Mastered by mortification

Today, for the first time and after a mere twenty-three month residence in the city, I finally visited the Southampton City Art Gallery.  I cannot claim that it lies in an especially remote location – it is little more than five minutes walk from my home and lies directly above a regular haunt of mine, the central library.  Entry is also free, and so I cannot blame my much lauded fiscal responsibility.  It does have somewhat limited opening hours – though I can only blame those for twenty-two hours of my delay in visiting.  I did attempt my first visit yesterday, but in my successful attempt to avoid school parties arrived too late for entry.

If I am to find a sink for my culpability in taking quite so long to make my first visit, then I fear I must look to human psychology – and mine in particular.  As a result of its ease of access, I can always tell myself that I will visit tomorrow – an internal monologue which would seem to have worked for some 700 tomorrows.   You may wonder what finally broke this long succession of unfulfilled internal promises and so it would seem churlish of me to deny you that knowledge.

A little while ago, I think at an event at the Nuffield,  I learned that the City of Southampton boasts a rather impressive collection of art – though only a fraction of this is on display at any one time.  As a result, I resolved to visit – and so the weeks passed but still my resolution remained stubbornly unresolved.  Then, earlier this week, I was asked to take part in a customer survey about the gallery as I left the library, and it was the crippling sense of guilt about my inability to answer any of the questions in a useful fashion that finally spurred me to act.  Oddly, I do seem quite a popular choice to proffer my opinion on subjects of which I have little or no knowledge: relatively recently I have also been quizzed (on camera) for my thoughts on the Premiership relegation battle and (on mike) about hip-hop (I had very few useful thoughts on either but was persuaded to make some up – after a short briefing – for the camera).  I don’t think I give off an art gallery-visiting, beautiful game loving, straight outta Compton vibe – but perhaps my subconscious or face have other ideas?  I do feel that my experiences help to illuminate the general pointlessness of vox populi and hope they might help encourage the media to quietly (and quickly) ditch the whole idiotic idea.  Whilst the number of people who are well-informed on a topic are clearly massively outnumbered by those who are not, I still feel it is worth making a little effort to seek out the former.

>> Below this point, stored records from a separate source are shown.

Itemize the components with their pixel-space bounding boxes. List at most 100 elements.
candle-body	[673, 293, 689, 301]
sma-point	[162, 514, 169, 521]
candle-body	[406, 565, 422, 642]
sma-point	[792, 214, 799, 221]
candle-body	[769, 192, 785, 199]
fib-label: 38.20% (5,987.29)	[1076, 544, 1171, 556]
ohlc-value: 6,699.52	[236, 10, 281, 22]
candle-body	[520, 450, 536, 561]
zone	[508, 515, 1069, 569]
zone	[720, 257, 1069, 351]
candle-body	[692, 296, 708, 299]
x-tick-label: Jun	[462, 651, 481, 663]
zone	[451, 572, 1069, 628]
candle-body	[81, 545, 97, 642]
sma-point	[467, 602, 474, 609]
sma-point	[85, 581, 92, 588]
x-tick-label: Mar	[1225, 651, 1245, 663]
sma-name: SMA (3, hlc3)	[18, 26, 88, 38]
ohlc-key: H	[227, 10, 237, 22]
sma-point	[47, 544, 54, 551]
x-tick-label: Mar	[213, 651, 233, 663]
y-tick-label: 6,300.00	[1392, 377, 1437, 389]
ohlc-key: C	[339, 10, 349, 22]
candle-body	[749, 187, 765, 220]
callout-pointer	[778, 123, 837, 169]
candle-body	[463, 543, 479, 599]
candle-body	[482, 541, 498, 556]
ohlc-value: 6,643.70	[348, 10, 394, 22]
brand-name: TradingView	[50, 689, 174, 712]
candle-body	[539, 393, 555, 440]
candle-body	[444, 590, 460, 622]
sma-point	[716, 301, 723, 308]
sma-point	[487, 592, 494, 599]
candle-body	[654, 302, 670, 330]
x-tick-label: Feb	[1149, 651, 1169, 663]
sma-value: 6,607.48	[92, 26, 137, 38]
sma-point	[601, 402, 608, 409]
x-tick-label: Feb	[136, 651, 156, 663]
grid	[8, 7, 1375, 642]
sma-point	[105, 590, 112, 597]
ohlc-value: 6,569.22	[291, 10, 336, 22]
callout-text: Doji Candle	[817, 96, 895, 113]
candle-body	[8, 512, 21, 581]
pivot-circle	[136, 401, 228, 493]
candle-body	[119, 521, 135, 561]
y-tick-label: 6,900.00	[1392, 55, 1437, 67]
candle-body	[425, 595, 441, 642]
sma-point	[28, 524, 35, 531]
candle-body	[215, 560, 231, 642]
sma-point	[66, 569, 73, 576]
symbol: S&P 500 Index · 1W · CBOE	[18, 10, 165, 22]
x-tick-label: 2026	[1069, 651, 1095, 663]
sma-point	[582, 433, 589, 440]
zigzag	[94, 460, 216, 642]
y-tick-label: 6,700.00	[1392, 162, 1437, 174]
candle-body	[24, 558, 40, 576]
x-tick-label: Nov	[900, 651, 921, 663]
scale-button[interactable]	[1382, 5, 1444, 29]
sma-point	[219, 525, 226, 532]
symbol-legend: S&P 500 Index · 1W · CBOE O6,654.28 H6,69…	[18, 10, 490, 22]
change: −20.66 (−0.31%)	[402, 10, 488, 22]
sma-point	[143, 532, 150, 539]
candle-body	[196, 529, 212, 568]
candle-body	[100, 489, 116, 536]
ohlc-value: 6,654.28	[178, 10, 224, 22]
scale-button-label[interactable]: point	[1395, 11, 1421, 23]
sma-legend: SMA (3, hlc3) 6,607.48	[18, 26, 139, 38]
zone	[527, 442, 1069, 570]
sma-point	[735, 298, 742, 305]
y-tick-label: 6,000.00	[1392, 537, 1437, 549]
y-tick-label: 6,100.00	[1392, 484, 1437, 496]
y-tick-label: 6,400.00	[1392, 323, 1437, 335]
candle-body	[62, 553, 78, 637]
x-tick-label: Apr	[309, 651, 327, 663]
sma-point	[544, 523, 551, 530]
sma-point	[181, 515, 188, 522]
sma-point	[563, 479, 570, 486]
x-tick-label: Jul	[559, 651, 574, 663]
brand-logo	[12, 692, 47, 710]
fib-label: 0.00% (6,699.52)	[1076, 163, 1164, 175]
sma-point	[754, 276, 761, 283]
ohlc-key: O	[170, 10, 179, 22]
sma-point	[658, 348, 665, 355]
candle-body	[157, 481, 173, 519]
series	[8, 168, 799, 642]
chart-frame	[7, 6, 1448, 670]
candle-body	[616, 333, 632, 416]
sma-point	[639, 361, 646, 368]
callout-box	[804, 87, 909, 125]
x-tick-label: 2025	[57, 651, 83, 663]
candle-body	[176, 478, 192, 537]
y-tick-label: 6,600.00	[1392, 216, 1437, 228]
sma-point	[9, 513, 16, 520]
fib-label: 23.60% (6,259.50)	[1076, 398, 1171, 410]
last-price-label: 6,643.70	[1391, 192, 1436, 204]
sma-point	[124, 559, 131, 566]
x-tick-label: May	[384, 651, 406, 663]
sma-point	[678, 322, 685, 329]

Anyway, having now seen off the amuse bouche we should probably move onto the meal proper.  I must say that the gallery was rather a pleasant surprise – with a modest but interesting collection of works spread over substantial and almost deserted gallery space (I did cunningly arrived just after two parties of primary school children departed, which I suspect improved my experience).  I rather enjoyed the paintings of Southampton through the ages – and I now have oil-painted evidence that the city was once a Georgian architectural theme park, before the Luftwaffe and post-war town planners had their wicked way with it.  Pleasingly, in one such painting I’m pretty sure I could see my flat (a first for me – I don’t think I’ve ever seen my primary domicile portrayed in proper art before) – though in those days it probably hadn’t been subdivided.  Green as the city is today, it once boasted even more parkland in the centre and its suburbs were – as recently as the nineteenth century –  rather beautiful downland.  Seeing images of the city, painted over the course some three hundred years, does incline a chap of a slightly romantic disposition to see ghosts wherever he treads.  Still, knocked about a bit though it is, I have grown oddly fond of modern day Southampton over my tenure and find myself keen not to leave just yet.

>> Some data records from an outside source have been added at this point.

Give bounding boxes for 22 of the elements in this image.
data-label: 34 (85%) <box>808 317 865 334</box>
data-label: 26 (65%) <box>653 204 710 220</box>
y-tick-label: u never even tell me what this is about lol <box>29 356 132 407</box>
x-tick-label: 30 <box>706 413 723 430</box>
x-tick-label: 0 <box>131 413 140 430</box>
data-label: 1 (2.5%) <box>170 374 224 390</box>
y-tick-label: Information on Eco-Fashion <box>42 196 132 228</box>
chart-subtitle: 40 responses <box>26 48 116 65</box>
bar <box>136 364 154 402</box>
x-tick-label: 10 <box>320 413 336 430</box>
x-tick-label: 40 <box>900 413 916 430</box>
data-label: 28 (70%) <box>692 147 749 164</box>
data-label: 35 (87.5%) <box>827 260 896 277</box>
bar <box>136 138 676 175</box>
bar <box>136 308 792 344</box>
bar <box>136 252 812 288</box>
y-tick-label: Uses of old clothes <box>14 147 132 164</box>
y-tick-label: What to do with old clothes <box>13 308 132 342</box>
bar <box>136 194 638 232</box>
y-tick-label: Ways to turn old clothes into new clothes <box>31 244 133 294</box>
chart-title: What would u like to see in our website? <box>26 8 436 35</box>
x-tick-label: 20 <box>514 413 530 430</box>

Among the gallery’s temporary delights, I was rather taken with Spatial Objects by Dan Holdsworth (I fear the lighting in the linked photo does not do them justice) – though I’m not sure I have a home for them (even if I could have sneaked one out under my jacket).  My highlight was a photograph taken by an HND Photography student from Brockenhurst College (one Isabelle Orman) as part of her coursework.  It was of a rather mundane industrial-looking scene, but captured in a quite extraordinary light.  It took a view that most of us would have dismissed as rather ugly and made it truly beautiful.  If that’s not Art, I don’t know what is – the latter may, sadly, be true but I am trying to slowly educate myself.

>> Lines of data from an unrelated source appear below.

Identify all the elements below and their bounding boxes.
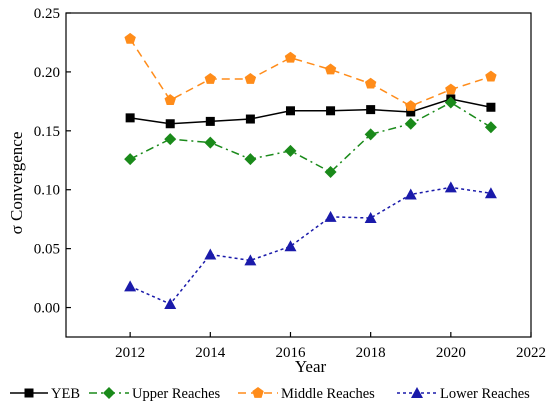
x-tick-label: 2014 — [195, 345, 226, 361]
series-line-lower-reaches — [129, 186, 492, 305]
data-point-upper-reaches — [484, 121, 497, 134]
legend-marker-lower-reaches — [411, 387, 423, 398]
y-tick-label: 0.15 — [34, 124, 60, 140]
legend-label-yeb: YEB — [51, 386, 80, 402]
data-point-middle-reaches — [124, 32, 136, 44]
data-point-yeb — [245, 114, 255, 124]
x-tick-label: 2016 — [275, 345, 306, 361]
data-point-upper-reaches — [204, 136, 217, 149]
legend-label-upper-reaches: Upper Reaches — [132, 386, 221, 402]
legend-item-lower-reaches: Lower Reaches — [397, 386, 530, 402]
series-middle-reaches — [124, 32, 497, 111]
x-tick-label: 2022 — [516, 345, 546, 361]
series-line-middle-reaches — [129, 38, 492, 107]
series-upper-reaches — [124, 96, 497, 179]
y-tick-label: 0.10 — [34, 183, 60, 199]
plot-frame — [65, 12, 532, 338]
data-point-lower-reaches — [204, 248, 217, 260]
data-point-middle-reaches — [244, 72, 257, 84]
legend-marker-upper-reaches — [103, 387, 115, 399]
y-tick-label: 0.20 — [34, 65, 60, 81]
data-point-lower-reaches — [244, 254, 257, 266]
data-point-yeb — [406, 107, 416, 117]
data-point-yeb — [366, 105, 376, 115]
legend-label-lower-reaches: Lower Reaches — [440, 386, 530, 402]
data-point-middle-reaches — [284, 51, 297, 63]
data-point-upper-reaches — [444, 96, 457, 109]
series-group — [124, 32, 497, 310]
data-point-upper-reaches — [404, 117, 417, 130]
data-point-lower-reaches — [124, 280, 137, 292]
data-point-yeb — [486, 102, 496, 112]
series-line-upper-reaches — [129, 101, 492, 173]
data-point-upper-reaches — [324, 166, 337, 179]
legend-label-middle-reaches: Middle Reaches — [281, 386, 375, 402]
data-point-lower-reaches — [284, 240, 297, 252]
data-point-middle-reaches — [405, 100, 417, 111]
data-point-upper-reaches — [124, 153, 137, 166]
data-point-upper-reaches — [364, 128, 377, 141]
legend-item-middle-reaches: Middle Reaches — [238, 386, 375, 402]
data-point-lower-reaches — [444, 181, 457, 193]
data-point-lower-reaches — [404, 188, 417, 200]
data-point-upper-reaches — [244, 153, 257, 166]
data-point-yeb — [205, 116, 215, 126]
data-point-upper-reaches — [164, 133, 177, 146]
data-point-middle-reaches — [204, 72, 217, 84]
legend-item-yeb: YEB — [10, 386, 80, 402]
y-axis-title: σ Convergence — [7, 132, 26, 235]
data-point-yeb — [326, 106, 336, 116]
x-tick-label: 2018 — [356, 345, 386, 361]
series-line-yeb — [130, 98, 492, 125]
data-point-middle-reaches — [324, 63, 337, 75]
axes: 2012 2014 2016 2018 2020 2022 0.00 0.05 0.10 0.15… — [34, 6, 546, 361]
data-point-middle-reaches — [445, 83, 457, 95]
data-point-lower-reaches — [324, 210, 337, 222]
data-point-middle-reaches — [164, 94, 176, 106]
y-tick-label: 0.25 — [34, 6, 60, 22]
y-tick-label: 0.00 — [34, 301, 60, 317]
y-tick-label: 0.05 — [34, 242, 60, 258]
data-point-yeb — [125, 113, 135, 123]
x-axis-title: Year — [295, 357, 327, 376]
series-yeb — [125, 94, 496, 129]
data-point-yeb — [165, 119, 175, 129]
data-point-middle-reaches — [485, 70, 497, 82]
data-point-yeb — [285, 106, 295, 116]
data-point-lower-reaches — [164, 298, 177, 310]
legend: YEB Upper Reaches Middle Reaches Lower Reac… — [10, 386, 530, 402]
series-lower-reaches — [124, 181, 497, 310]
legend-marker-yeb — [24, 388, 34, 398]
legend-marker-middle-reaches — [252, 387, 264, 398]
data-point-lower-reaches — [484, 187, 497, 199]
x-tick-label: 2012 — [115, 345, 145, 361]
data-point-middle-reaches — [364, 77, 377, 89]
data-point-upper-reaches — [284, 144, 297, 157]
data-point-lower-reaches — [364, 212, 377, 224]
x-tick-label: 2020 — [436, 345, 466, 361]
legend-item-upper-reaches: Upper Reaches — [89, 386, 221, 402]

I shall try and avoid waiting another two years before the difficult sophomore visit – but I’ve made unkept promises on GofaDM before, so I’d recommend you judge me on results rather than good intentions (which I believe make decent pavers for an express route to Mount Avernus).  Nevertheless, I am hopeful that the promise of seeing more of the gallery’s rotating collection (from which, were I a company, I could hire examples at a very reasonable rate) may help me to stay true to my once avowed intent.